Interestingly (for you eBay vs. Amazon watchers) the efforts appear to be driven out of the Seattle engineering centre for eBay which is led by Ken Moss, who along with a ton of current eBay technologists came from Microsoft.  You can read the job openings here which give you some more insights into what they are up to.

Finally, I’m on the record for the last 5+ years as being frustrated with eBay’s lack of innovation in the buyer experience.  It hasn’t really moved much in the last 2yrs even though eBay is reportedly ramping up R+D spending.

I’m optimistic that Project Cassini will answer all of these questions – What’s eBay doing with Hadoop? What’s eBay doing to improve the buyer/search experience? Why is eBay ramping up a Seattle dev office?

What is the mysterious Project Cassini?

We’ve been hearing rumblings and whispers about this ‘big’ (e.g. lots and lots of resources) project at eBay for the last two years.  In the last 60 days, two presentations that are out on the net from the different talks that eBay has given around Cassini have leaked that reveal what is going on with this (previously) top-secret project:

  • Hugh E. Williams, VP of Search gave this talk (embed) at Hadoop World/Cloudera.

Hadoop World 2011 Keynote: Ebay – Hugh Williams

  • Juhan Lee, Director of Hadoop engineering, gave a talk in China and his slides are available here.

This slide from Juhan’s preso does a great job of explaining what eBay’s up to with Project Cassini


In a nutshell, Project Cassini appears to be a complete re-write of the entire eBay search infrastructure and software system.  In Hugh’s talk, he highlights that the current search system (Voyager) goes back to 2002 and has tons of problems and flaws.
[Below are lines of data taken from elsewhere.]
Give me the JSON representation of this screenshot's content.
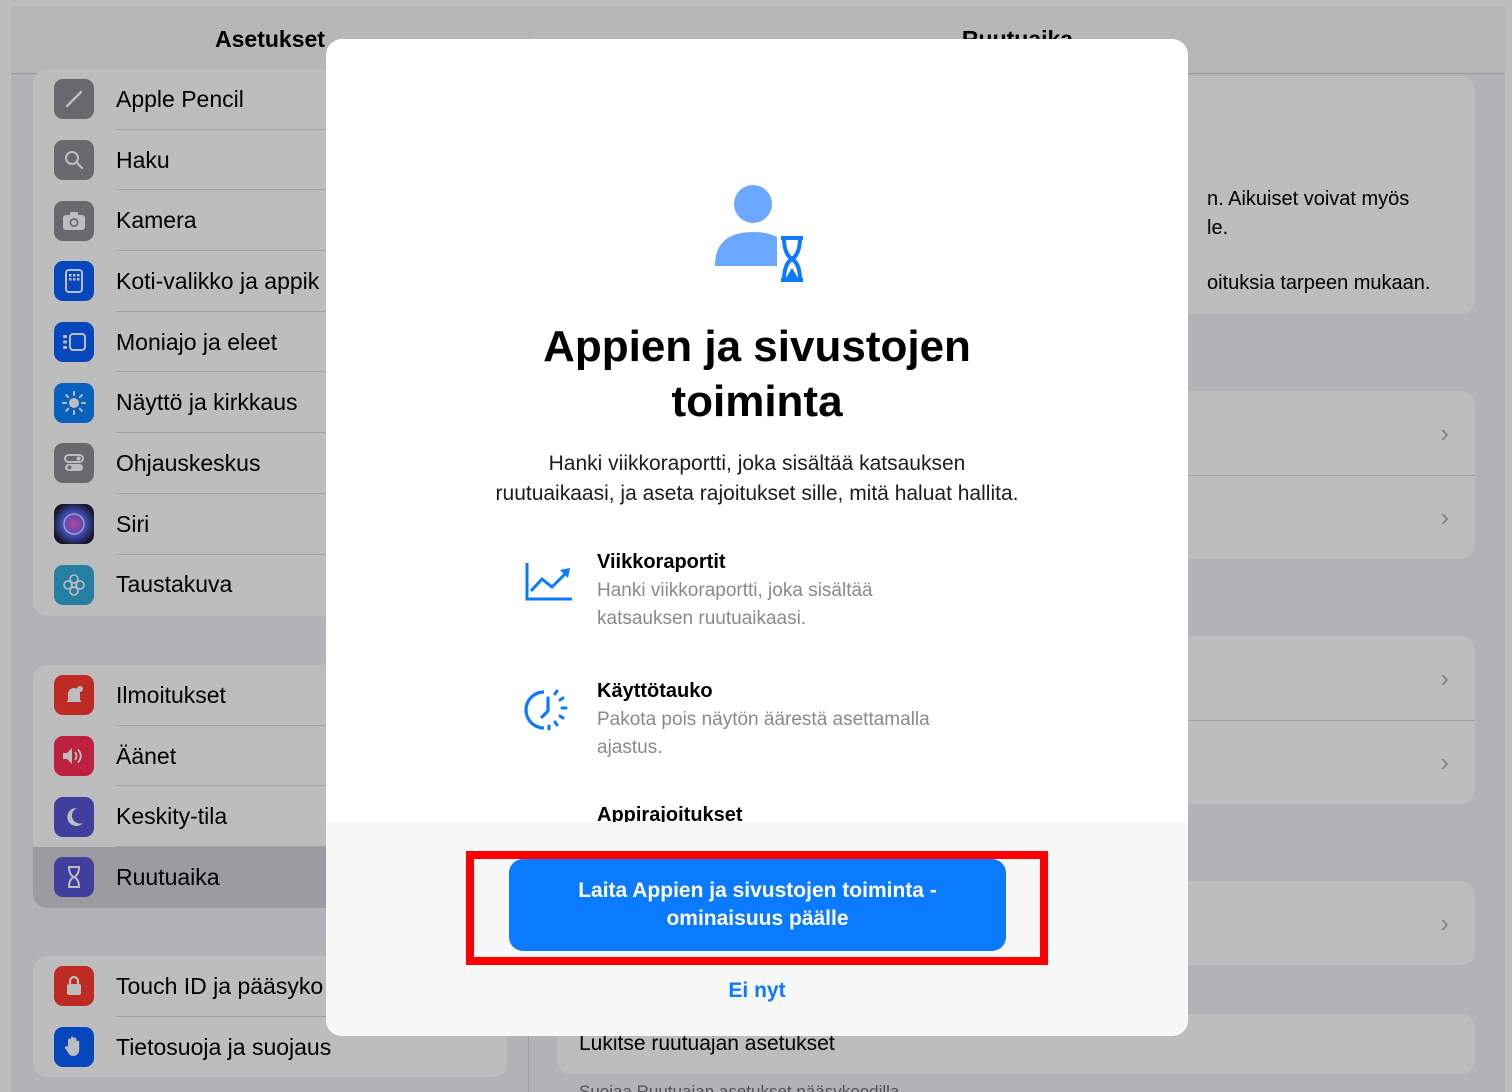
{
  "sidebar": {
    "title": "Asetukset",
    "group1": [
      {
        "label": "Apple Pencil",
        "icon": "pencil-icon",
        "color": "#8e8e93"
      },
      {
        "label": "Haku",
        "icon": "search-icon",
        "color": "#8e8e93"
      },
      {
        "label": "Kamera",
        "icon": "camera-icon",
        "color": "#8e8e93"
      },
      {
        "label": "Koti-valikko ja appik",
        "icon": "home-screen-icon",
        "color": "#0a60ff"
      },
      {
        "label": "Moniajo ja eleet",
        "icon": "multitasking-icon",
        "color": "#0a60ff"
      },
      {
        "label": "Näyttö ja kirkkaus",
        "icon": "brightness-icon",
        "color": "#0a84ff"
      },
      {
        "label": "Ohjauskeskus",
        "icon": "control-center-icon",
        "color": "#8e8e93"
      },
      {
        "label": "Siri",
        "icon": "siri-icon",
        "color": "#1c1c2e"
      },
      {
        "label": "Taustakuva",
        "icon": "wallpaper-icon",
        "color": "#34aadc"
      }
    ],
    "group2": [
      {
        "label": "Ilmoitukset",
        "icon": "notifications-icon",
        "color": "#ff3b30"
      },
      {
        "label": "Äänet",
        "icon": "sounds-icon",
        "color": "#ff2d55"
      },
      {
        "label": "Keskity-tila",
        "icon": "focus-moon-icon",
        "color": "#5856d6"
      },
      {
        "label": "Ruutuaika",
        "icon": "hourglass-icon",
        "color": "#5856d6",
        "selected": true
      }
    ],
    "group3": [
      {
        "label": "Touch ID ja pääsyko",
        "icon": "lock-icon",
        "color": "#ff3b30"
      },
      {
        "label": "Tietosuoja ja suojaus",
        "icon": "privacy-hand-icon",
        "color": "#0a60ff"
      }
    ]
  },
  "main": {
    "title": "Ruutuaika",
    "card_text_1": "n. Aikuiset voivat myös",
    "card_text_2": "le.",
    "card_text_3": "oituksia tarpeen mukaan.",
    "lock_link": "Lukitse ruutuajan asetukset",
    "footer_partial": "Suojaa Ruutuajan asetukset pääsykoodilla"
  },
  "modal": {
    "title_line1": "Appien ja sivustojen",
    "title_line2": "toiminta",
    "description_line1": "Hanki viikkoraportti, joka sisältää katsauksen",
    "description_line2": "ruutuaikaasi, ja aseta rajoitukset sille, mitä haluat hallita.",
    "features": [
      {
        "title": "Viikkoraportit",
        "text": "Hanki viikkoraportti, joka sisältää katsauksen ruutuaikaasi.",
        "icon": "chart-trend-icon"
      },
      {
        "title": "Käyttötauko",
        "text": "Pakota pois näytön äärestä asettamalla ajastus.",
        "icon": "downtime-clock-icon"
      }
    ],
    "clipped_feature_title": "Appirajoitukset",
    "primary_button_label": "Laita Appien ja sivustojen toiminta -ominaisuus päälle",
    "secondary_button_label": "Ei nyt",
    "accent": "#0a7aff"
  },
  "annotation": {
    "highlight_color": "#ff0000"
  }
}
eBay has put over 100 engineers on Cassini for the last 18 months and will be launching it in 2012 to have an entirely new eBay search experience.

Details on the release (timing and features) are scant, but there are hints in these decks and other comments:

  • Cassini uses all data by default – I presume this means that Voyager was limited in the datafields it could index and manage, but Cassini explodes that out.
  • “Platform for ranking innovation” – This hints that the new system will have an entirely new ranking/ordering algorithm (just when we got used to BestMatch!) or it also hints that eBay will be able to do a lot more testing and tweaking than the current system allows for.
  • Much more history in our index – The BM RecentSales algorithm only looks back ~15-30 days, this must be because they have to get the data out to keep the system crisp. It sounds like Cassini will keep a lot more data and thus allow for a longer RecentSales window.
  • Ability to rescore entire site inventory – eBay could implement 4 flavors of best match, (or give it a new name) and then pick the winner much faster than with Voyager.
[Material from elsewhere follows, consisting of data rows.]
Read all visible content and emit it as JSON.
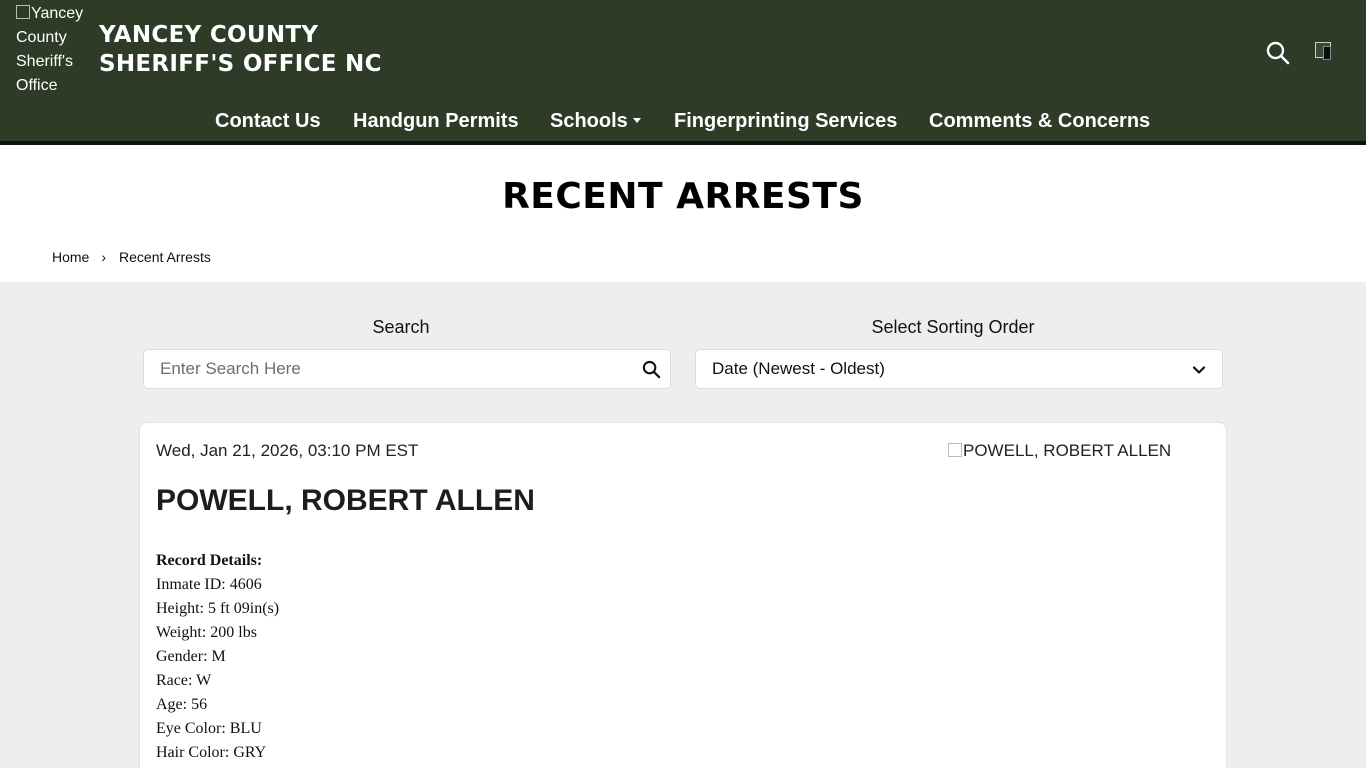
{
  "header": {
    "logo_alt": "Yancey County Sheriff's Office",
    "title_line1": "YANCEY COUNTY",
    "title_line2": "SHERIFF'S OFFICE NC",
    "background_color": "#2d3b27"
  },
  "nav": {
    "items": [
      {
        "label": "Contact Us"
      },
      {
        "label": "Handgun Permits"
      },
      {
        "label": "Schools",
        "has_dropdown": true
      },
      {
        "label": "Fingerprinting Services"
      },
      {
        "label": "Comments & Concerns"
      }
    ]
  },
  "page": {
    "title": "RECENT ARRESTS"
  },
  "breadcrumb": {
    "home": "Home",
    "separator": "›",
    "current": "Recent Arrests"
  },
  "filters": {
    "search_label": "Search",
    "search_placeholder": "Enter Search Here",
    "sort_label": "Select Sorting Order",
    "sort_value": "Date (Newest - Oldest)"
  },
  "record": {
    "date": "Wed, Jan 21, 2026, 03:10 PM EST",
    "photo_alt": "POWELL, ROBERT ALLEN",
    "name": "POWELL, ROBERT ALLEN",
    "details_heading": "Record Details:",
    "details": [
      "Inmate ID: 4606",
      "Height: 5 ft 09in(s)",
      "Weight: 200 lbs",
      "Gender: M",
      "Race: W",
      "Age: 56",
      "Eye Color: BLU",
      "Hair Color: GRY"
    ]
  },
  "icons": {
    "search": "search-icon",
    "account": "broken-image-icon",
    "dropdown": "chevron-down-icon"
  }
}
The new system will be able to handle the 250m searches/day and 2b pageviews so it has some big shoes to fill.

What does Cassini mean for Buyers?

It’s early to tell and these decks have no screen shots or anything, so this is pure speculation (with a healthy sprinkling of wishful thinking).  Let’s face it, BestMatch just isn’t very good.  You have to think WWGD (What Would Google Do) and WWAD (What Would Amazon Do) on this topic.

Amazon – well we know what they would do – they would have a gold-standard catalogueueue and then sellers would list against that.

Google – Google would make the search engine so good you wouldn’t have to have bestmatch, lowest, highest, lowest with shipping, lowest without shipping, highest with shipping, ending soonest, newly listed and the myriad of other confusing options that the eBay search engine has today.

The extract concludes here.